Don't quote me on this, but I seem to recall reading in an aviation safety-related article that in an emergency, something like 50% of people lose it to the extent that they are completely unable to cope, 25% are capable of functioning with some degree of impairment, and 25% of people are able to complete required tasks correctly. Training by means of drills and rehearsals is able to correct that situation to a considerable extent.
Therefore in BCP/DRP planning, it's important to - as far as possible - simulate an emergency, rather than just story-boarding it, or doing a whiteboard walkthrough. Hence the requirement for fire drills, evacuation drills and the like; repetition conditions the mind to perform the task correctly under stressful conditions.
Most of us don't get the chance to do a full interruption test for our DRP, but the closer we can get, the better.

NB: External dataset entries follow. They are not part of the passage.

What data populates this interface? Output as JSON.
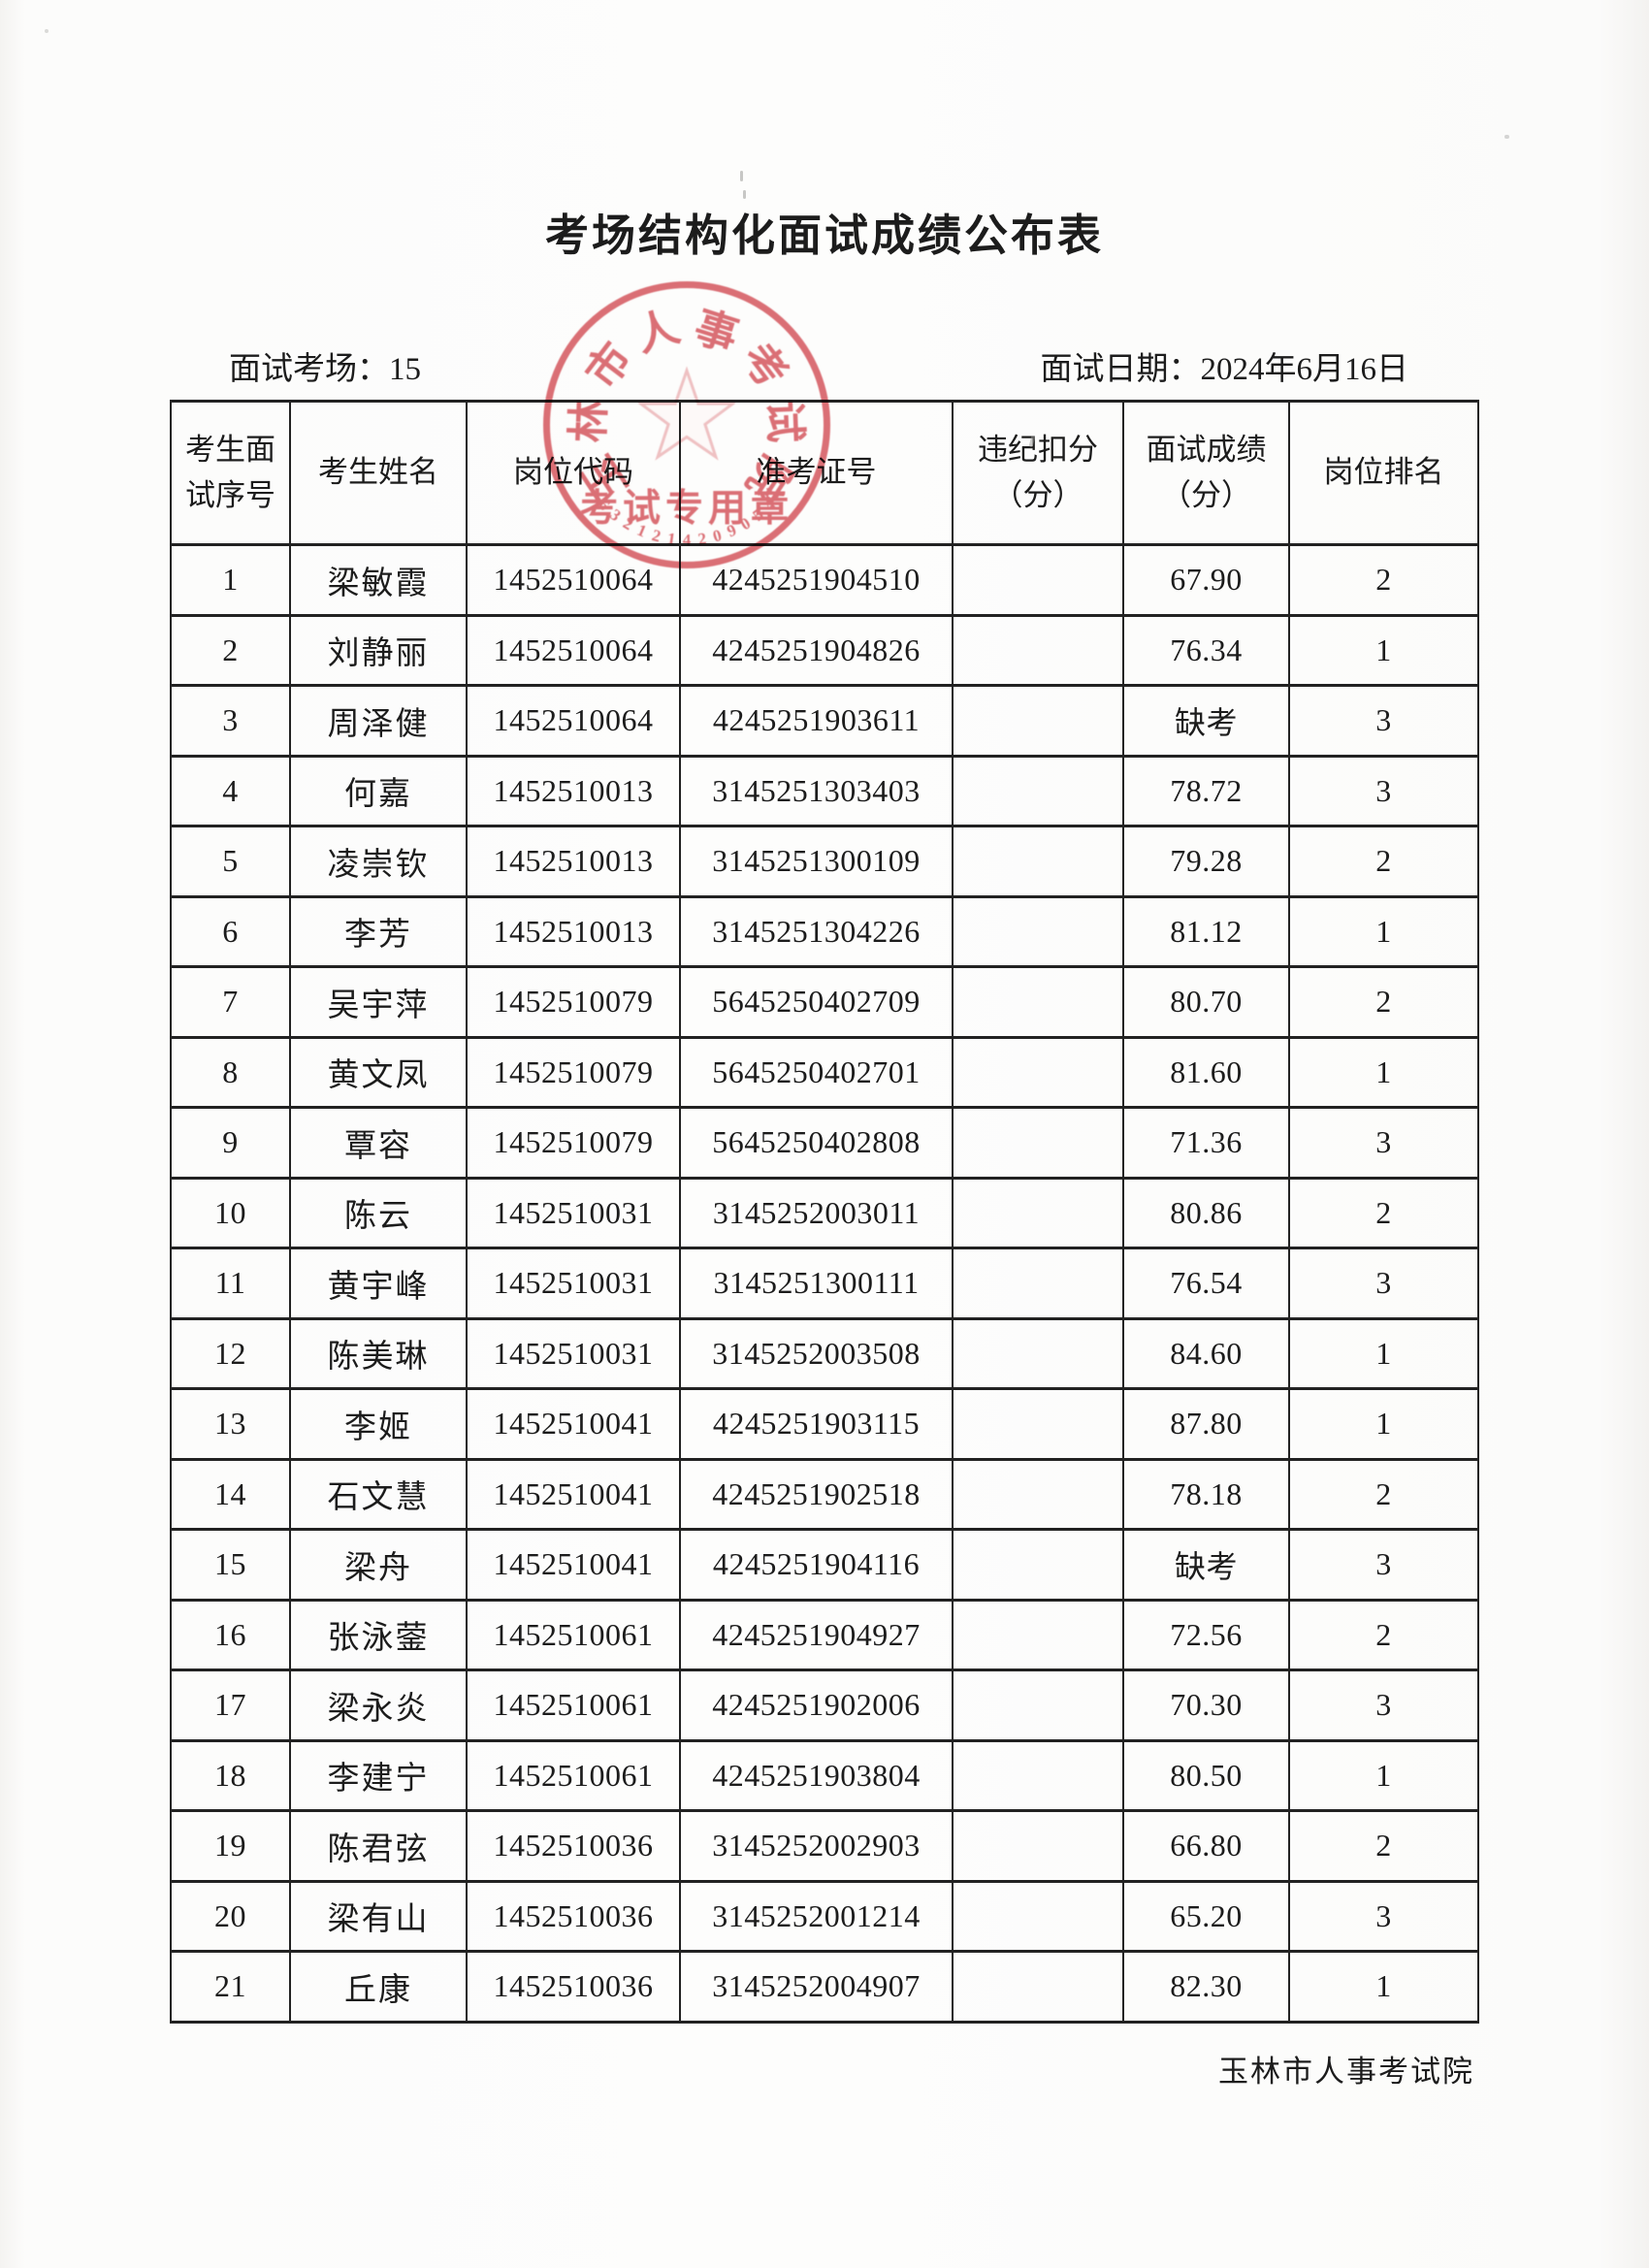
{
  "page": {
    "title": "考场结构化面试成绩公布表",
    "room_label": "面试考场：",
    "room_value": "15",
    "date_label": "面试日期：",
    "date_value": "2024年6月16日",
    "footer": "玉林市人事考试院"
  },
  "seal": {
    "ring_text": "玉林市人事考试院",
    "banner_text": "考试专用章",
    "serial_number": "4509024121236",
    "color": "#d6545c"
  },
  "table": {
    "headers": [
      "考生面\n试序号",
      "考生姓名",
      "岗位代码",
      "准考证号",
      "违纪扣分\n（分）",
      "面试成绩\n（分）",
      "岗位排名"
    ],
    "rows": [
      {
        "seq": "1",
        "name": "梁敏霞",
        "post_code": "1452510064",
        "ticket_no": "4245251904510",
        "deduction": "",
        "score": "67.90",
        "rank": "2"
      },
      {
        "seq": "2",
        "name": "刘静丽",
        "post_code": "1452510064",
        "ticket_no": "4245251904826",
        "deduction": "",
        "score": "76.34",
        "rank": "1"
      },
      {
        "seq": "3",
        "name": "周泽健",
        "post_code": "1452510064",
        "ticket_no": "4245251903611",
        "deduction": "",
        "score": "缺考",
        "rank": "3"
      },
      {
        "seq": "4",
        "name": "何嘉",
        "post_code": "1452510013",
        "ticket_no": "3145251303403",
        "deduction": "",
        "score": "78.72",
        "rank": "3"
      },
      {
        "seq": "5",
        "name": "凌崇钦",
        "post_code": "1452510013",
        "ticket_no": "3145251300109",
        "deduction": "",
        "score": "79.28",
        "rank": "2"
      },
      {
        "seq": "6",
        "name": "李芳",
        "post_code": "1452510013",
        "ticket_no": "3145251304226",
        "deduction": "",
        "score": "81.12",
        "rank": "1"
      },
      {
        "seq": "7",
        "name": "吴宇萍",
        "post_code": "1452510079",
        "ticket_no": "5645250402709",
        "deduction": "",
        "score": "80.70",
        "rank": "2"
      },
      {
        "seq": "8",
        "name": "黄文凤",
        "post_code": "1452510079",
        "ticket_no": "5645250402701",
        "deduction": "",
        "score": "81.60",
        "rank": "1"
      },
      {
        "seq": "9",
        "name": "覃容",
        "post_code": "1452510079",
        "ticket_no": "5645250402808",
        "deduction": "",
        "score": "71.36",
        "rank": "3"
      },
      {
        "seq": "10",
        "name": "陈云",
        "post_code": "1452510031",
        "ticket_no": "3145252003011",
        "deduction": "",
        "score": "80.86",
        "rank": "2"
      },
      {
        "seq": "11",
        "name": "黄宇峰",
        "post_code": "1452510031",
        "ticket_no": "3145251300111",
        "deduction": "",
        "score": "76.54",
        "rank": "3"
      },
      {
        "seq": "12",
        "name": "陈美琳",
        "post_code": "1452510031",
        "ticket_no": "3145252003508",
        "deduction": "",
        "score": "84.60",
        "rank": "1"
      },
      {
        "seq": "13",
        "name": "李姬",
        "post_code": "1452510041",
        "ticket_no": "4245251903115",
        "deduction": "",
        "score": "87.80",
        "rank": "1"
      },
      {
        "seq": "14",
        "name": "石文慧",
        "post_code": "1452510041",
        "ticket_no": "4245251902518",
        "deduction": "",
        "score": "78.18",
        "rank": "2"
      },
      {
        "seq": "15",
        "name": "梁舟",
        "post_code": "1452510041",
        "ticket_no": "4245251904116",
        "deduction": "",
        "score": "缺考",
        "rank": "3"
      },
      {
        "seq": "16",
        "name": "张泳蓥",
        "post_code": "1452510061",
        "ticket_no": "4245251904927",
        "deduction": "",
        "score": "72.56",
        "rank": "2"
      },
      {
        "seq": "17",
        "name": "梁永炎",
        "post_code": "1452510061",
        "ticket_no": "4245251902006",
        "deduction": "",
        "score": "70.30",
        "rank": "3"
      },
      {
        "seq": "18",
        "name": "李建宁",
        "post_code": "1452510061",
        "ticket_no": "4245251903804",
        "deduction": "",
        "score": "80.50",
        "rank": "1"
      },
      {
        "seq": "19",
        "name": "陈君弦",
        "post_code": "1452510036",
        "ticket_no": "3145252002903",
        "deduction": "",
        "score": "66.80",
        "rank": "2"
      },
      {
        "seq": "20",
        "name": "梁有山",
        "post_code": "1452510036",
        "ticket_no": "3145252001214",
        "deduction": "",
        "score": "65.20",
        "rank": "3"
      },
      {
        "seq": "21",
        "name": "丘康",
        "post_code": "1452510036",
        "ticket_no": "3145252004907",
        "deduction": "",
        "score": "82.30",
        "rank": "1"
      }
    ]
  }
}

Training - drill and reinforcement so that you can carry out the actions automatically even when extreme stress has completely blanked and cognitive functions - is an important part of military "boot camp" training and one reason I find it so comical that CISSP course training gets called "boot camp".
Les is quite right. For a variety of reasons most people "loose it" under extreme stress. This is why military heroes, people who can hang in there and think clearly and make critical decisions, are held in such esteem. Similarly test pilots (and those test pilots who became the early astronauts). Having lightening fast reactions (racing drivers) and being in top physical condition helps, but there is something more.
Some authorities look to the old American 'gunslingers' and speculate about how the adrenaline rush in such situations is handled by the body and the brain. Typically all that adrenaline pumps up the muscles for "fight or flight" and in such panic or near panic situations rationality is not the key issue. But if we shift from the evolutionary context to the 'gunslinger', standing still means that there is a lot of 'shakes'. Being able to stay calm and not have the shakes leads to being a sucesfull 'gunslinger'. Evolution in action?
There are other forms of stress as well. I've seen sysadmins who have been up for more than 30 hours trying in futile to solve a problem that to me, well rested, is simple and obvious.
The lesson here is two-fold. The first is the point that Les makes. Train and reinforce.
The second is that when the disaster does strike be aware that the stress will load up on fatigue and that stressed and fatigued people do not make good decisions. Rest, shifts, alternates, standard plans and scenarios that can work to relieve the stress are important.
Comprehensive? Well, pretty good.
The kind of thing that could keep a client's IT staff occupied for weeks. If they had hard copy to annotate and work with.
Its interesting that classical Business Continuity Planning works more along the lines of a FMEA than Threat-Risk Analysis. BCP identifies the business processes that are most essential and hence must be brought back into operation with the most urgency - that is what are the most critical failures that will affect the operation of the business.
The TRA approach has many flaws ranging from the fact that threats are just about infinite and mostly unknown, that vulnerabilities are infinite and unknowable, that they interact in complex ways, which boils down to playing whack-a-mole, and that there is not enough information for statistical analysis.
FMEA on the other hand identifies criticality regardless of the cause.